There has been a noticeable shift in how and when consumers are spending their money, according to data collected by Mastercard.
Mastercard's chief economist for Asia Pacific, Middle East and Africa David Mann said consumer behaviour had changed since the pandemic began, which backed up what merchants were experiencing.
Central business districts were seeing a decline in foot traffic, he said, in the same way as Sydney, London and New York had seen a drop-off since the pandemic began.
"And it does also apply in our view in Auckland too," Mann said.
"The more central business district areas have taken much longer to see a recovery and spend versus what they had in 2019. And also, the small and medium sized businesses amongst the merchants have been lagging behind the larger businesses."

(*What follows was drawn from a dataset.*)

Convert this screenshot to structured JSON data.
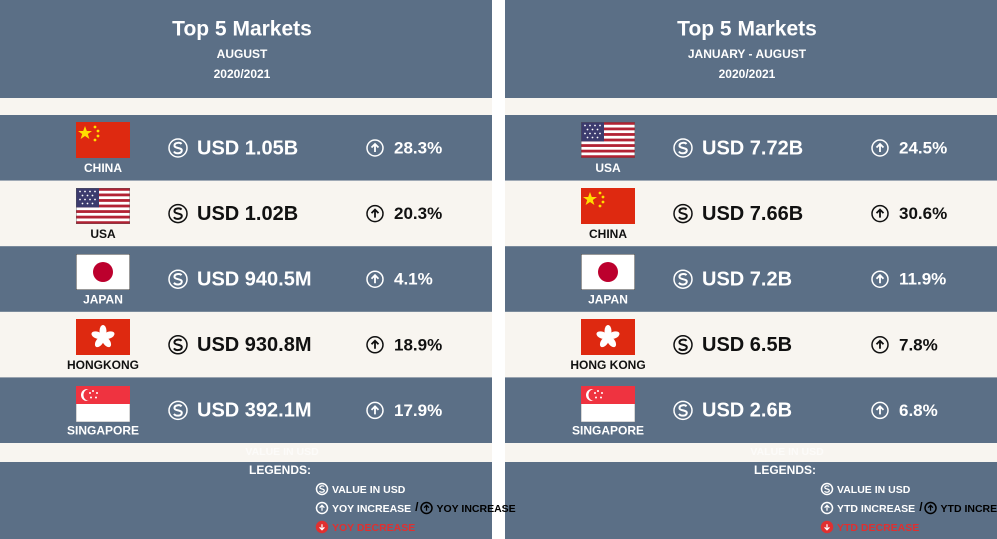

There had also been a shift in when consumers shop and took part in leisure activities, he said.
"And one of the most obvious ones that we find interesting is that spending at cinemas and movie theatres has been spread more in favour of weekdays at the expense of weekends."
New Zealand consumers had also been saving more money since the pandemic began, he said, which should provide some buffer to the high inflation and interest rate environment.

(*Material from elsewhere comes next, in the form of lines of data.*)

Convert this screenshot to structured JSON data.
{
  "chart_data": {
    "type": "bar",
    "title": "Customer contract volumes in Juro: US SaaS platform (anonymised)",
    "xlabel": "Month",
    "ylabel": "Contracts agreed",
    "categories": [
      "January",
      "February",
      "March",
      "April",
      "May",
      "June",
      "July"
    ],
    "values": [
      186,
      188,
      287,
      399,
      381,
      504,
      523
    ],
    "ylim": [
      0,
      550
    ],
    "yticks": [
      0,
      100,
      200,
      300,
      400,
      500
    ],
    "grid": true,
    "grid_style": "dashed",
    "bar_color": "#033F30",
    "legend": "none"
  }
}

In addition, any easing in China's Covid-related restrictions was expected to significantly boost inbound tourism and the local economy, he said.
China's absence from international tourism was being felt around the world and even a gradual easing in travel restrictions would make a big difference, Mann said.
"While we have seen a surge in flight bookings out of Hong Kong, since they have removed their quarantine restrictions, it may not be quite as rapid coming from mainland China.
"But even at a slow pace that could be dragged out through 2023 and 2024, that is a major extra positive knowing that China is the single most important tourist spender in the world and it has not yet taken part in the travel recovery so far."